How to understand intersectional aspects of personal identity such as gender, race or ethnicity, sexual orientation, age and (dis)ability? In this paper, I argue that it requires a notion of personal identity as expression to do so. Most philosophical theories of personal identity do not take into account social, embodied factors such as the ones named above. In order to consider these, I suggest to start from philosophical accounts of narrative identity, notably Schechtman’s and Ricoeur’s. Instead of taking narrative identity to be exhaustive, I propose to understand it as the expressed aspect of personal identity. Identity as expression does not only pertain to linguistic utterances, but also to the body. In the paper, I derive a notion of the body as ontological ground for sociality from Ricoeur’s philosophy, which includes that our body primordially is body among other bodies and makes us part of a community.
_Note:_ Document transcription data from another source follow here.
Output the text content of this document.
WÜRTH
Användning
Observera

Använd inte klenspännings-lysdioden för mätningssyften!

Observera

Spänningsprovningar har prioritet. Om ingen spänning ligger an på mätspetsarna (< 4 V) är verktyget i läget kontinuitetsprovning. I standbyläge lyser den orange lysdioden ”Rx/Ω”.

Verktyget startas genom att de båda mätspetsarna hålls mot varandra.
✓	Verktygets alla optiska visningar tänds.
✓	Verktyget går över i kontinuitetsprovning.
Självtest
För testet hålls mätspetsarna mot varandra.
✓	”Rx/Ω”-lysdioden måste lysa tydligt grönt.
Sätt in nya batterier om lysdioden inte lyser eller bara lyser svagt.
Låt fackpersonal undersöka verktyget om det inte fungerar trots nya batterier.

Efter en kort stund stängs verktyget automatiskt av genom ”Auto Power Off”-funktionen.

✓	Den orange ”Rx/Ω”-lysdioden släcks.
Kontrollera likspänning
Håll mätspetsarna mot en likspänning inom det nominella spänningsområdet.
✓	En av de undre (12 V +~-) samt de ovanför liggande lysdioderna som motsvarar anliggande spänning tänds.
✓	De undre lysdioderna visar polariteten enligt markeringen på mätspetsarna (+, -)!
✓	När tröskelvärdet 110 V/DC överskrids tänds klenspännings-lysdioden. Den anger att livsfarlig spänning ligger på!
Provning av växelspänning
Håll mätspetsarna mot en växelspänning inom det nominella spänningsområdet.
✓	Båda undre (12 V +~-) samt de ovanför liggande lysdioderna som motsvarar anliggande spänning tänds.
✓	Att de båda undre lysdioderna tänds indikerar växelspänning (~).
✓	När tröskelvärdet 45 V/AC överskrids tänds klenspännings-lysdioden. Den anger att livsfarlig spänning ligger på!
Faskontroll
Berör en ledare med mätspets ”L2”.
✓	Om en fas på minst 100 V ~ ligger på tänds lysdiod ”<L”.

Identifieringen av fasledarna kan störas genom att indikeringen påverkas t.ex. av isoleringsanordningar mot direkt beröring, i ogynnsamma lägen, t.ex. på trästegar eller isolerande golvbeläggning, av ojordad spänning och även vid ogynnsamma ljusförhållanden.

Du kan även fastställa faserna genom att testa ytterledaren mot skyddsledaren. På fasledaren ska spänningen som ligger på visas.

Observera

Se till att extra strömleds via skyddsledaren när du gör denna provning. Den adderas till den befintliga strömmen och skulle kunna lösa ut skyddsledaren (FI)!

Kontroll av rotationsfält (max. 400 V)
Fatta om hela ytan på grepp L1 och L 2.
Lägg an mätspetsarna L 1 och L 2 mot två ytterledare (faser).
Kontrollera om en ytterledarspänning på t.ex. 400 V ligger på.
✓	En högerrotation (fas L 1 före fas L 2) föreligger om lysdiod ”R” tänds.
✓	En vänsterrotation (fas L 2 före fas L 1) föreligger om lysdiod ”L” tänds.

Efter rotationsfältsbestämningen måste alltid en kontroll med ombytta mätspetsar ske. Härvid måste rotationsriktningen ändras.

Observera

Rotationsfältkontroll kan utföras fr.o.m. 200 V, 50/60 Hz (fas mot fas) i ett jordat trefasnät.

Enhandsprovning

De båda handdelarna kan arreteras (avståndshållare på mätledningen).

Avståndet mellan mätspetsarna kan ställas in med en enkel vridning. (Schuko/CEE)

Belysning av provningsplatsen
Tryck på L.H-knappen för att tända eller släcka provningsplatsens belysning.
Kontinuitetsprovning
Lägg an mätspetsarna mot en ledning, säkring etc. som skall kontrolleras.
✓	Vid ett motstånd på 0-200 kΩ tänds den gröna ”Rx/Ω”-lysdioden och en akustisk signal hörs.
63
Ricoeur still thinks embodiment in a general sense, however, and does not reflect upon its being gendered, being assigned a race or ethnicity, etc.. In the final part of the paper, I suggest to turn to Sartre’s philosophy of the body, because he considers this social dimension of embodiment. His notion ‘unrealizables’ offers interesting opportunities to incorporate the view of others upon us into our self-conception. Intersectional aspects of personal identity such as gender, race, etc. consequently should be seen as factors that we do not experience in the first person, but that form the limits of who we are assigned to by others, that we cannot avoid taking a position towards.